Таким образом, Кант ставит вопрос, возникший на основе еще чисто пассивной, созерцательной трактовки познания. Но для того чтобы ответить на этот вопрос, он должен был преодолеть созерцательность.
Насколько трудным и буквально мучительным был для Канта этот шаг, свидетельствуют два текста "Дедукции чистых понятий рассудка" (вторая и третья секции, ? 15-27), где впервые вводится и рассматривается понятие "продуктивной способности воображения". Характер переработки указанных разделов во втором издании "Критики" свидетельствует о том, что Кант "испугался" далеко идущих выводов, вытекающих из слишком оригинальной постановки вопроса. Во втором издании он "смягчил" свое учение о продуктивной способности воображения в духе традиционного рационализма, выпятив на первый план понятие "трансцендентальной апперцепции" - "я", трактуемого как "рассудок" вообще, в плане декартовского cogito ergo sum. Это дало повод последователям Канта (в частности - Фихте) приписать самодеятельность, "самоаффектацию" рассудку и тем самым истолковать философию Канта в духе последовательного идеализма. С Фихте, идеалистически "истолковавшего" кантовское понимание "самоаффектации", начинается "борьба" против "досадной непоследовательности" великого учителя - "вещи в себе". Протесты Канта против такого извращения не помогли. Таким образом, "религиозное" уважение Канта к рационалистическим предрассудкам Просвещения сыграло первую злую шутку с его философией. Оно привело к тому, что послекантовский немецкий идеализм с водой выплеснул и ребенка, имя которому было - целесообразная продуктивная деятельность воспроизводства отнюдь не идеальной "вещи в себе" в качестве предмета, "вещи для нас" - эта деятельность как основа сознания (трансцендентальной апперцепции) и сущность человека вообще. Показать, что "ребенка" звали именно так, и является целью данной работы.
3
Оглавление 3. Продуктивное воображение как квадратура круга. Произвол
Начиная разговор о роли продуктивного воображения в кантовской "Критике", следует сразу же подчеркнуть, что ходячие представления об этой таинственной "способности", как о способности человека "фантазировать", строить гипотезы, интуитивно "усматривать" что-либо и т. д., хотя и заключают в себе определенный рациональный смысл, в целом не совпадают с собственно кантовской постановкой вопроса.

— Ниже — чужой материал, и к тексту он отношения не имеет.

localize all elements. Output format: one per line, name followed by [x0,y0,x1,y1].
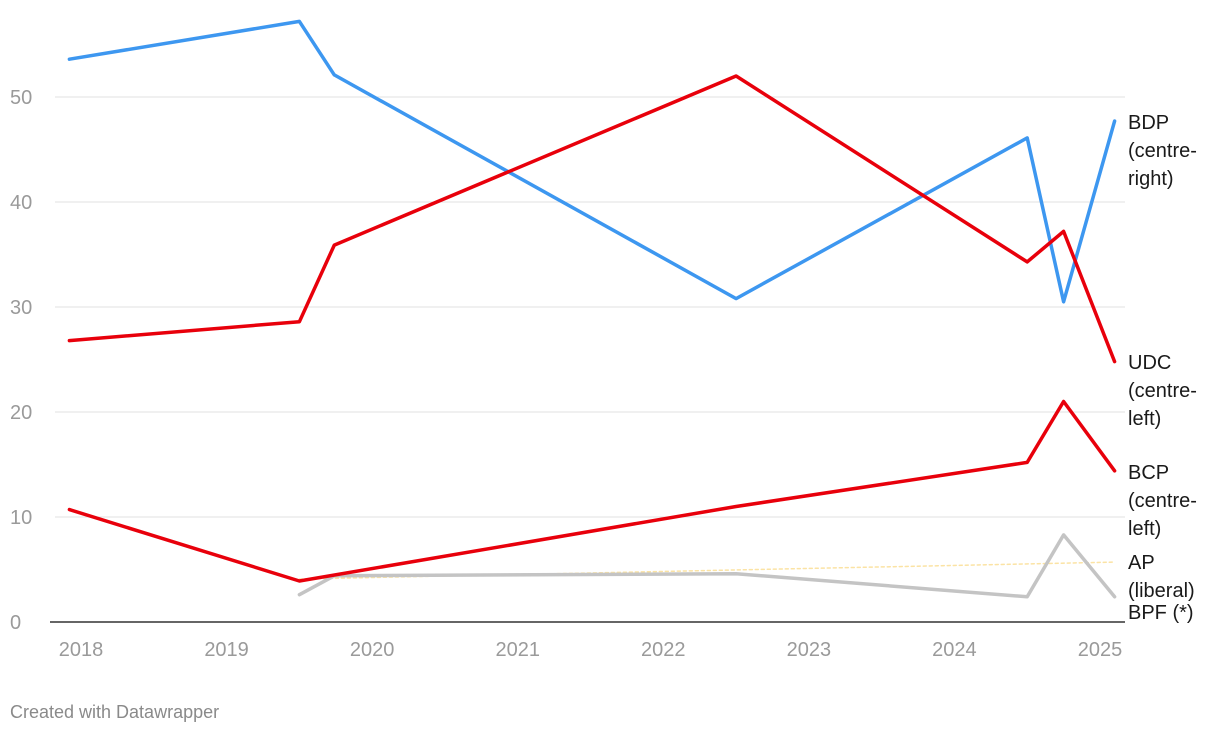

Повторяем, основная и определяющая проблема кантовской "Критики" - это вопрос: как становится возможным применение категорий, как возможен синтез чувственности и рассудка, каков механизм, движущая. Пружина этого синтеза? Ведь чувственность и рассудок (т. е. априорные доопытные категории и эмпирическое чувственное многообразие) рядоположны и никак не связаны между собой.